Marcus Smart, Point Guard
In a puzzling move, Danny Ainge and the Boston Celtics drafted Marcus Smart, despite having NBA champion Rajon Rondo on the roster, and glaring needs at several other positions. Smart was known for his playmaking abilities and defensive acumen, but was an all-around terrible shooter. While he has carved out a significant role in the Celtics rotation (in the wake of the Rondo trade), Smart continues to struggle mightily with his outside and mid-range shooting ability, posting miserable true shooting percentages in both his rookie and sophomore seasons. Though he has established himself as an excellent wing defender, it is unclear if his offensive struggles will keep him from developing into anything more than a defensive specialist moving forward. While he appears to have some value, Smart was drafted as the next transcendent star in Boston, and it appears he will fall significantly short of expectations.
Dishonorable Mentions: Nik Stauskas, Joel Embiid
Dante Exum, Point Guard
Out of the Australian professional system, little was known about Exum heading into the draft. He had dominated competition in his home country, but it was unclear how he would fare against NBA competition, as there was not enough solid tape on Exum to make any definite conclusions.
Utah selected Exum with the 4th pick in the draft, after Philadelphia took injured Center Joel Embiid at 3. Exum showed flashes of star potential during his first season, but suffered a late knee injury that cost him all of his sophomore campaign. While it remains unclear what Exum will be in the pros, many in the Jazz organization believe he will rival the league’s elite point guards if he is able to stay healthy and continue to develop.
Aaron Gordon, Power Forward
Arizona standout Aaron Gordon was taken by the Magic with the 5th pick, as perhaps the most physically impressive player of the class. A freak athlete with a high ceiling, Gordon was billed as a Vince Carter type player by the Orlando media, and was drafted more on raw potential than actual abilities.
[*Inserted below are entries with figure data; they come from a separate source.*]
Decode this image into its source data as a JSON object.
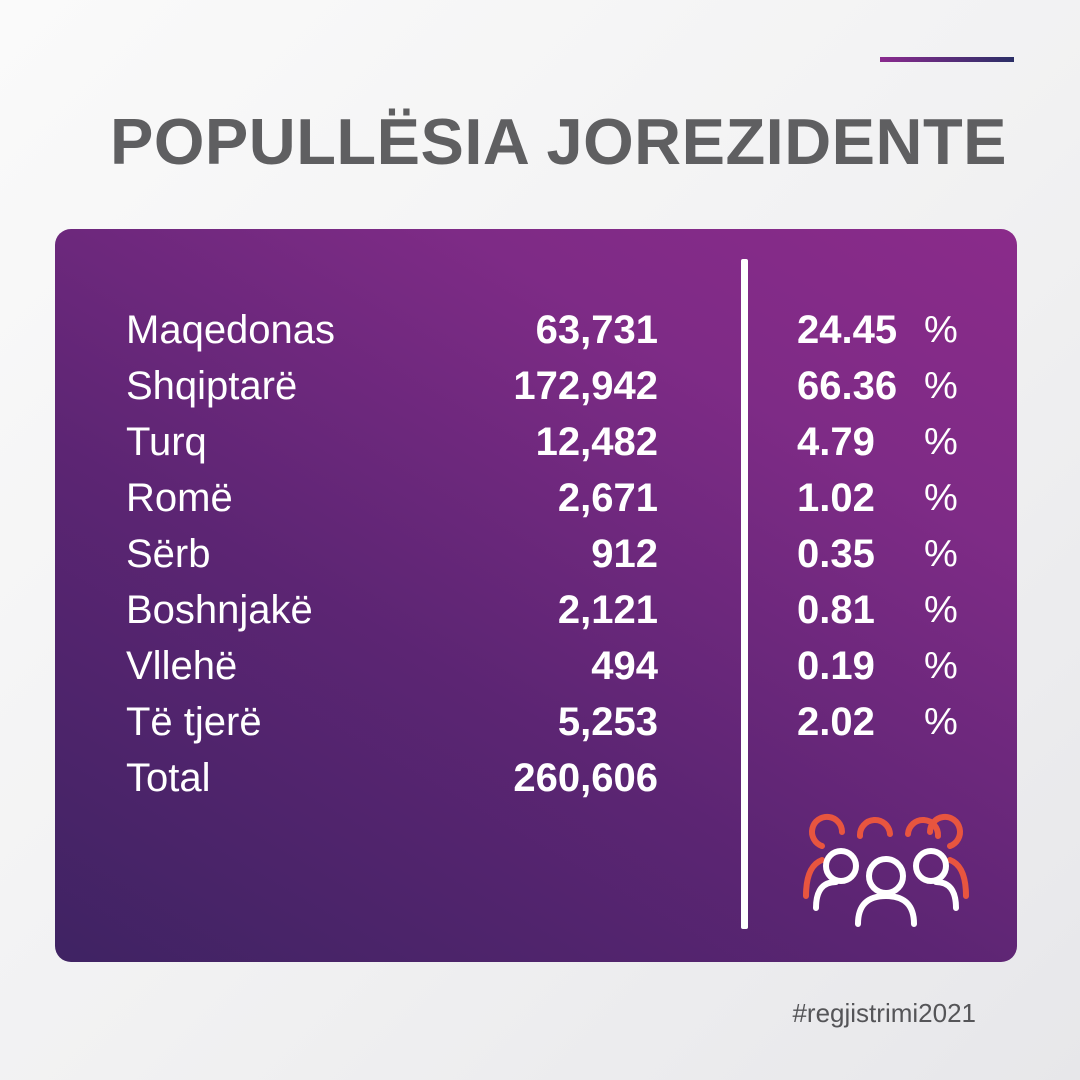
{
  "title": "POPULLËSIA JOREZIDENTE",
  "table": {
    "rows": [
      {
        "name": "Maqedonas",
        "value": "63,731",
        "percent": "24.45",
        "percent_sign": "%"
      },
      {
        "name": "Shqiptarë",
        "value": "172,942",
        "percent": "66.36",
        "percent_sign": "%"
      },
      {
        "name": "Turq",
        "value": "12,482",
        "percent": "4.79",
        "percent_sign": "%"
      },
      {
        "name": "Romë",
        "value": "2,671",
        "percent": "1.02",
        "percent_sign": "%"
      },
      {
        "name": "Sërb",
        "value": "912",
        "percent": "0.35",
        "percent_sign": "%"
      },
      {
        "name": "Boshnjakë",
        "value": "2,121",
        "percent": "0.81",
        "percent_sign": "%"
      },
      {
        "name": "Vllehë",
        "value": "494",
        "percent": "0.19",
        "percent_sign": "%"
      },
      {
        "name": "Të tjerë",
        "value": "5,253",
        "percent": "2.02",
        "percent_sign": "%"
      }
    ],
    "total": {
      "name": "Total",
      "value": "260,606"
    }
  },
  "icon": "people-group-icon",
  "hashtag": "#regjistrimi2021",
  "colors": {
    "card_start": "#3f2363",
    "card_end": "#8a2b8a",
    "title": "#5f5f61",
    "icon_back": "#e8553f",
    "icon_front": "#ffffff",
    "accent_line_start": "#8a2a8e",
    "accent_line_end": "#2b2f66"
  }
}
After a middling rookie season plagued by injury, Gordon has emerged as an intriguing offensive player on a Magic team filled with young talent. Gordon wowed the NBA world with a host of spectacular dunks in the 2016 NBA dunk contest, and came out of the all star break with improved statistics and a more defined role in the Magic’s rotation. While there are still some question marks about Gordon’s game, his future is beginning to look brighter.
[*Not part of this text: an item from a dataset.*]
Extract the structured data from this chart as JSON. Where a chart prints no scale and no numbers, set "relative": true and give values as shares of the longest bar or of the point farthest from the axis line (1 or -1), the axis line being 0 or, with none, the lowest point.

Overall, the biggest opponent faced by most of the top 10 draft picks from the 2014 NBA draft has been the injury bug. Parker, Embiid, Exum, Gordon, Randle, and others have struggled with major injuries in their young careers, which has slowed their development and made accurate assessment difficult. However, it’s clear that this draft class has produced several players with superstar potential, and many other solid starters to help usher in the next era of NBA basketball.